Trudging right along...
Moving a blog and all of it's parts from one home to another is an awful lot of work. It kind of feels like I've been trudging through puddles the last couple of days. Working my way through one puddle to find out that I'm suddenly knee deep in another one. A messy muddy murky one that my boots are sticking in. And, if I lift my foot up too soon it's just going to ensure that I leave my boot stuck behind me... possibly to get sucked in where it will be lost forever.

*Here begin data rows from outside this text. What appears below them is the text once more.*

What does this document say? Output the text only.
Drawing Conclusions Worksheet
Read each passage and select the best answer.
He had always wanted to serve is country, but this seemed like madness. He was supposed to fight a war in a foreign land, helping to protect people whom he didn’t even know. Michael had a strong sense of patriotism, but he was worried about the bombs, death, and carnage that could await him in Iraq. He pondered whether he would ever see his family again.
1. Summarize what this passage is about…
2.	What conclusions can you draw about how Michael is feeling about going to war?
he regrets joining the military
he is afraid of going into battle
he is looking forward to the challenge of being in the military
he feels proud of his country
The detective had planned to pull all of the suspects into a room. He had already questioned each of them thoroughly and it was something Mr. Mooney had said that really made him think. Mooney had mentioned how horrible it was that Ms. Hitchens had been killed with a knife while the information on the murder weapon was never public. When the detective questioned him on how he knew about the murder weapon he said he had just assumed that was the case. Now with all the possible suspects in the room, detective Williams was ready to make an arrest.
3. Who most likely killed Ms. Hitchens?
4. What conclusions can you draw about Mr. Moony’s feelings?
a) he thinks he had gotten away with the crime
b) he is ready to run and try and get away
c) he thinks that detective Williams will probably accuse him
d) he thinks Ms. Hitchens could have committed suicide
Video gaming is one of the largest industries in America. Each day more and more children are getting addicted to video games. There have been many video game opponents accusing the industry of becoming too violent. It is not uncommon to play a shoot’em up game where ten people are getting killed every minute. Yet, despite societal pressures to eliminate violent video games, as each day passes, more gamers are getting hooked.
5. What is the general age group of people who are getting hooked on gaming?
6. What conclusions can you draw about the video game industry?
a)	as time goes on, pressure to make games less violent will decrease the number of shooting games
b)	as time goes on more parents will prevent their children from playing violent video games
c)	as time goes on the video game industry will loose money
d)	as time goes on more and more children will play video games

I know... I'm being dramatic.
I'm slowly working my way through. I'm learning a few little things as I go. I know that a lot of my previous links are broken (and I'm not sure how to fix that yet). I know that (right now) I'm never sure what's going to open if I type in amadisonmom.net or amadisonmom.com or amadisonmomblogspot.com. I'm hoping that (eventually) no matter what you type in you'll end up in the right place. The whole process of redirecting all of my "stuff" has me a little overwhelmed.

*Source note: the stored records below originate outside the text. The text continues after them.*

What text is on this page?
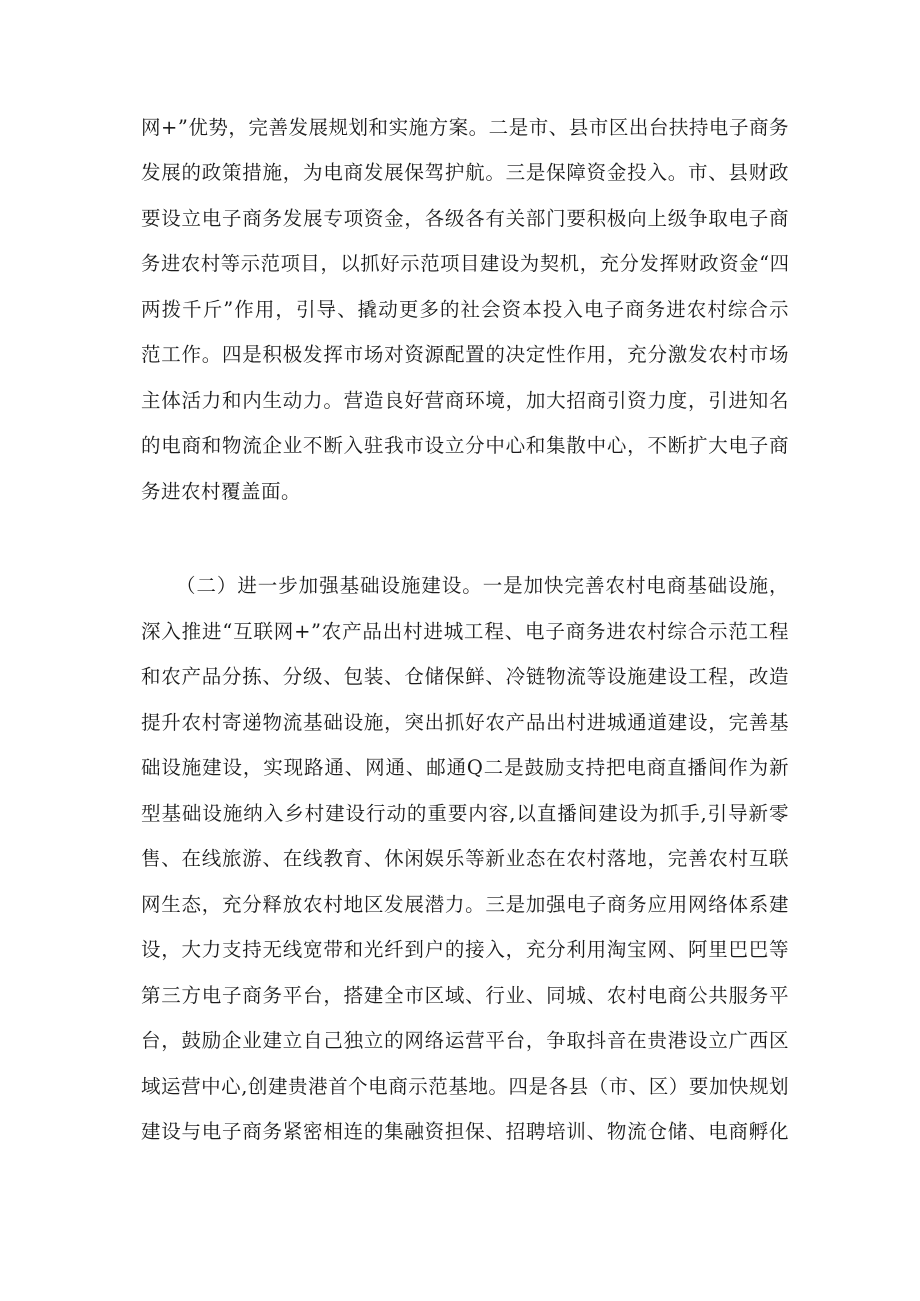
网+”优势，完善发展规划和实施方案。二是市、县市区出台扶持电子商务
发展的政策措施，为电商发展保驾护航。三是保障资金投入。市、县财政
要设立电子商务发展专项资金，各级各有关部门要积极向上级争取电子商
务进农村等示范项目，以抓好示范项目建设为契机，充分发挥财政资金“四
两拨千斤”作用，引导、撬动更多的社会资本投入电子商务进农村综合示
范工作。四是积极发挥市场对资源配置的决定性作用，充分激发农村市场
主体活力和内生动力。营造良好营商环境，加大招商引资力度，引进知名
的电商和物流企业不断入驻我市设立分中心和集散中心，不断扩大电子商
务进农村覆盖面。
（二）进一步加强基础设施建设。一是加快完善农村电商基础设施，
深入推进“互联网+”农产品出村进城工程、电子商务进农村综合示范工程
和农产品分拣、分级、包装、仓储保鲜、冷链物流等设施建设工程，改造
提升农村寄递物流基础设施，突出抓好农产品出村进城通道建设，完善基
础设施建设，实现路通、网通、邮通Q二是鼓励支持把电商直播间作为新
型基础设施纳入乡村建设行动的重要内容,以直播间建设为抓手,引导新零
售、在线旅游、在线教育、休闲娱乐等新业态在农村落地，完善农村互联
网生态，充分释放农村地区发展潜力。三是加强电子商务应用网络体系建
设，大力支持无线宽带和光纤到户的接入，充分利用淘宝网、阿里巴巴等
第三方电子商务平台，搭建全市区域、行业、同城、农村电商公共服务平
台，鼓励企业建立自己独立的网络运营平台，争取抖音在贵港设立广西区
域运营中心,创建贵港首个电商示范基地。四是各县（市、区）要加快规划
建设与电子商务紧密相连的集融资担保、招聘培训、物流仓储、电商孵化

I've had a few "scares". I've been trying out different processes... different "plug-ins" to help me work with my mess. At one point I was stuck in a redirecting loop and couldn't get back to my dashboard. (That was fun.) I clicked one thing and the next thing I knew my whole home page just disappeared. I thought I lost everything in one click! I had to walk away and go to lunch. I gave myself a headache and I'm sure my blood pressure was lovely. I came back and tried again. My posts have not disappeared. My home page seems to be where it should be. I can't say my links in my previous posts are all working. I'll get there.
But... BUT... all of the posts from all 3 of my blogs are now in one place. I have 1 home. 1 place to work. 1 place to share. 1 place to worry about updating.
I still have a lot to figure out, but I'm getting there.
The mess will come together. The puddles will clear up.
(In the mean time... I sure could use some advil and some coffee!!!)